Friday 25 August 2017

Alternative transport plan for Newcastle and Port Stephens

BY JESSICA ROUSE

A concept plan for a high speed Rivercat Ferry between Fullerton Cove and Newcastle Airport is being dusted off and brought back out from the 1990s.

Traffic and Transport Engineer Rob Caldwell is behind the plan dubbed the Port Stephens Ferry Service which he first suggested in 1991, but now with more and more people moving to the Hunter, he thinks it's becoming a more viable idea.

The link would be created along a canal, parts of which would have to be excavated, from the north shore of Fullerton Cove to Newcastle Airport (about a 4 kilometre distance) linking with Newcastle's CBD taking in parts of the Hunter River. Taking in the CBD would extend the trip to 16 kilometres.

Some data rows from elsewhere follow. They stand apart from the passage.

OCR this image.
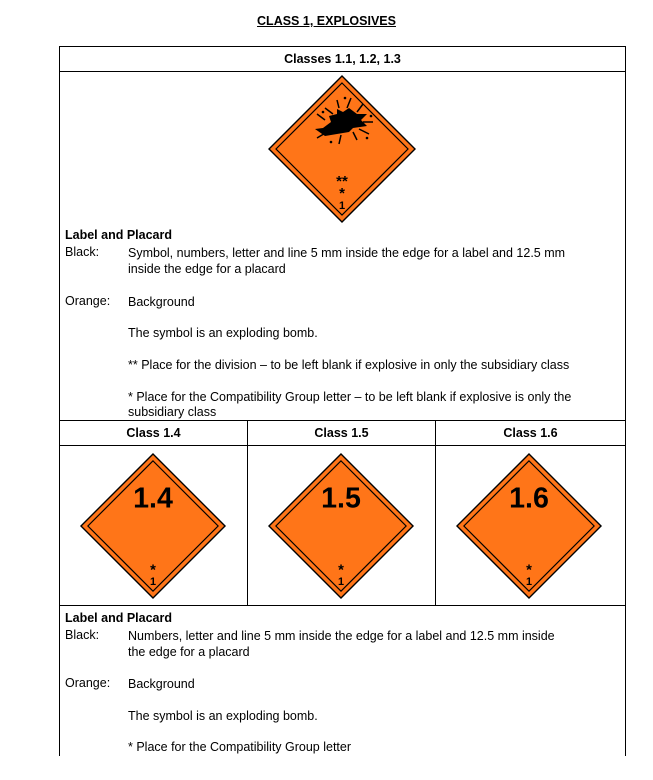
CLASS 1, EXPLOSIVES
Classes 1.1, 1.2, 1.3
**
*
1
Label and Placard
Black: Symbol, numbers, letter and line 5 mm inside the edge for a label and 12.5 mm
inside the edge for a placard
Orange: Background
The symbol is an exploding bomb.
** Place for the division – to be left blank if explosive in only the subsidiary class
* Place for the Compatibility Group letter – to be left blank if explosive is only the
subsidiary class
Class 1.4	Class 1.5	Class 1.6
1.4
*
1
1.5
*
1
1.6
*
1
Label and Placard
Black: Numbers, letter and line 5 mm inside the edge for a label and 12.5 mm inside
the edge for a placard
Orange: Background
The symbol is an exploding bomb.
* Place for the Compatibility Group letter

"You don't have to have rails and roads alone - a high speed ferry would transport just as many people as a railway line and it could run from Newcastle's CBD, whereas the rail now because it was cut short it can only run from Wickham," said Rob.

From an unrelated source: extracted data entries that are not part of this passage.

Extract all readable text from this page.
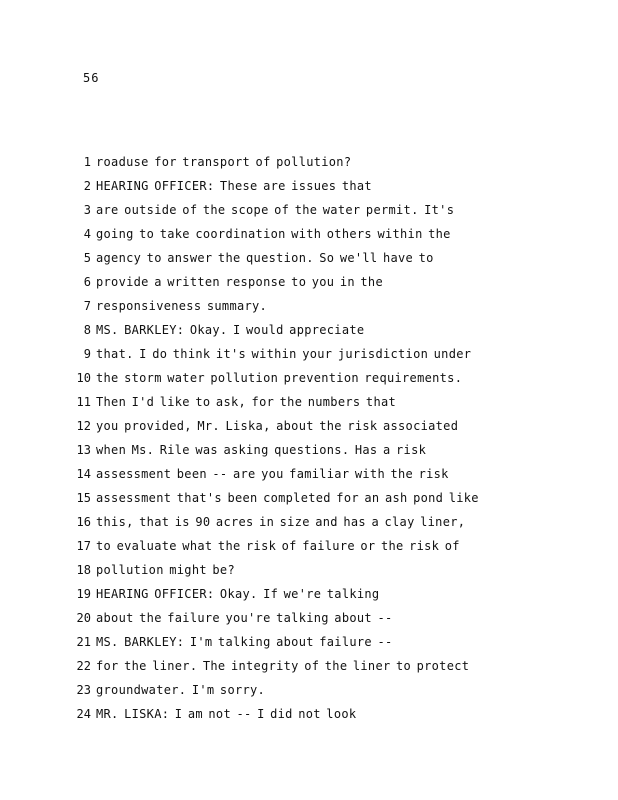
56
1 roaduse for transport of pollution?
2 HEARING OFFICER: These are issues that
3 are outside of the scope of the water permit. It's
4 going to take coordination with others within the
5 agency to answer the question. So we'll have to
6 provide a written response to you in the
7 responsiveness summary.
8 MS. BARKLEY: Okay. I would appreciate
9 that. I do think it's within your jurisdiction under
10 the storm water pollution prevention requirements.
11 Then I'd like to ask, for the numbers that
12 you provided, Mr. Liska, about the risk associated
13 when Ms. Rile was asking questions. Has a risk
14 assessment been -- are you familiar with the risk
15 assessment that's been completed for an ash pond like
16 this, that is 90 acres in size and has a clay liner,
17 to evaluate what the risk of failure or the risk of
18 pollution might be?
19 HEARING OFFICER: Okay. If we're talking
20 about the failure you're talking about --
21 MS. BARKLEY: I'm talking about failure --
22 for the liner. The integrity of the liner to protect
23 groundwater. I'm sorry.
24 MR. LISKA: I am not -- I did not look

Rob looked into the idea of a rail line between Kooragang Island and the airport as another option, but the canal service still looks to be the better idea.

"A canal by comparison uses the existing waterways of the Hunter River - that route would involve only 4 kilometres of canal linking Fullerton Cove to the airport which is a big difference in construction to the 13 kilometres of new railway."

Rob suggested the plan to local politicians back in 1991, but he says it was swept up into the bureaucracy and he never heard anything more about it. Now he wants to take it back to the politicians and see what they think.

There would be a lot of hurdles to jump through though, and the plan could be years away.

"The process of finding funding for something like that because it's something entirely new in Australia, I don't know where it would come from it would be a combination of the Federal, State and Local government with possibly funds coming back into it maybe it could be used as a toll canal for private craft."